O rei nunca estimou tanto seu eunuco. E seu medo de perdê-lo é tamanho que resolve tê-lo só para si. A partir de então, Jiao Pei Fang não mais cuidará das filhas do soberano: ele irá apenas provar sua refeição a fim de que o rei não seja envenenado. Na manhã seguinte, o rei acorda para tomar sua refeição matinal, mas a comida acabou: Jiao Pei Fang comeu tudo.
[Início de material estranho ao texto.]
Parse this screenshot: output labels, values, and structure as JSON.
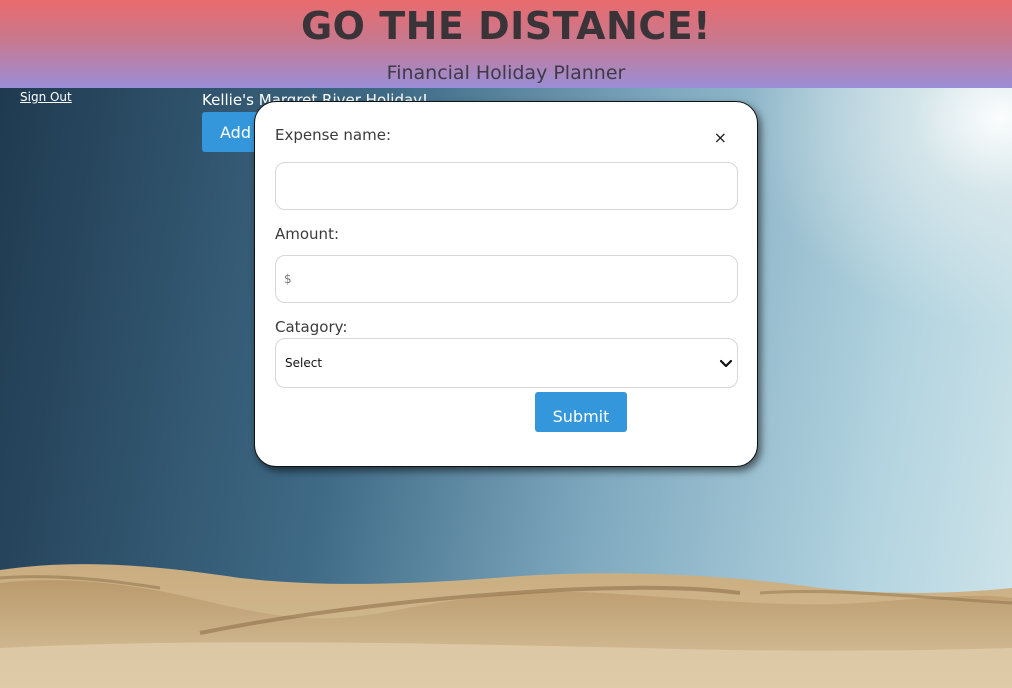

Irritado, indignado e prestes a sacar sua espada, o rei pergunta como ele ousa fazer aquilo, ao que é respondido por um Jiao Pei Fang empanzinado, meio dormindo, meio acordado: “ingeri toda a comida a fim de ter certeza que toda ela estava segura para consumo; é comum que metade dos alimentos esteja envenenada e a outra metade não, o que pode ser fatal para o rei, que merece ainda muitos anos de vida e que os deuses o tenham para todo o sempre!”. O rei tem fome, mas tem ainda mais orgulho de seu eunuco. Nunca viu tamanha dedicação de um serviçal ao seu senhor. Mais do que nunca, ele tem certeza de ter feito a escolha certa.
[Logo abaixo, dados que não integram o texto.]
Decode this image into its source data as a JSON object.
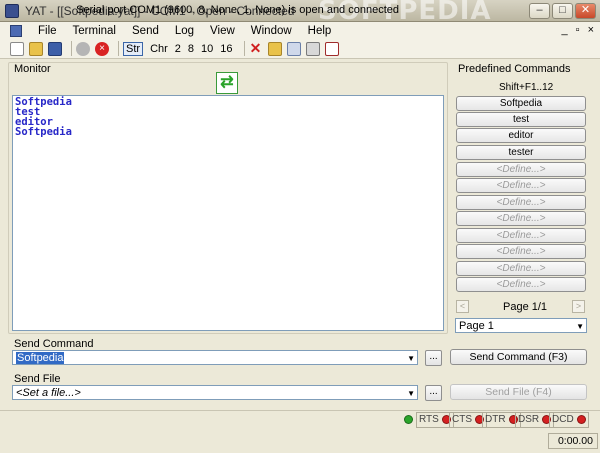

Chega a hora do almoço. Jiao Pei Fang está exausto: cuidar do rei exige uma energia e vigor únicos. Só o que ele quer é provar logo a refeição do rei para aproveitar seu tempo livre. Mas o pobre eunuco ainda está cheio do café da manhã usurpado. Não cabe mais nada naquela barriga tão inchada que já o impede de enxergar o que não há. E Jiao Pei Fang resolve não experimentar o almoço. O rei pergunta ao eunuco se ele já provou do arroz, ao que este responde positivamente, assegurando-lhe estar livre de toda e qualquer substância capaz de tirar a vida de tão majestosa figura. E o rei se comove...

De volta à cozinha, Jiao Pei Fang esbarra na vasilha de arroz e deixa cair um pouco no chão. Tenta curvar-se para limpar, mas sua barriga imensa, ainda cheia da refeição matinal, não o permite. Conclui que é melhor deixar para depois, leva a refeição para o rei e sai a perambular pela torre de marfim, compondo versos e pintando paisagens. Os dois cachorros do rei logo sentem o cheiro do arroz derrubado no chão da cozinha. Os animais não demoram a achá-lo, ao que põem-se a comê-lo com prazer, mas não por muito tempo. Em poucos segundos, ambos caem ao chão.

Não há esposas nem filhas em idade para suceder ao rei morto – foram todas seqüestradas. Diante disso, e em reconhecimento aos serviços prestados à família real, Jiao Pei Fang é sagrado o novo soberano do Reino da Torre de Marfim.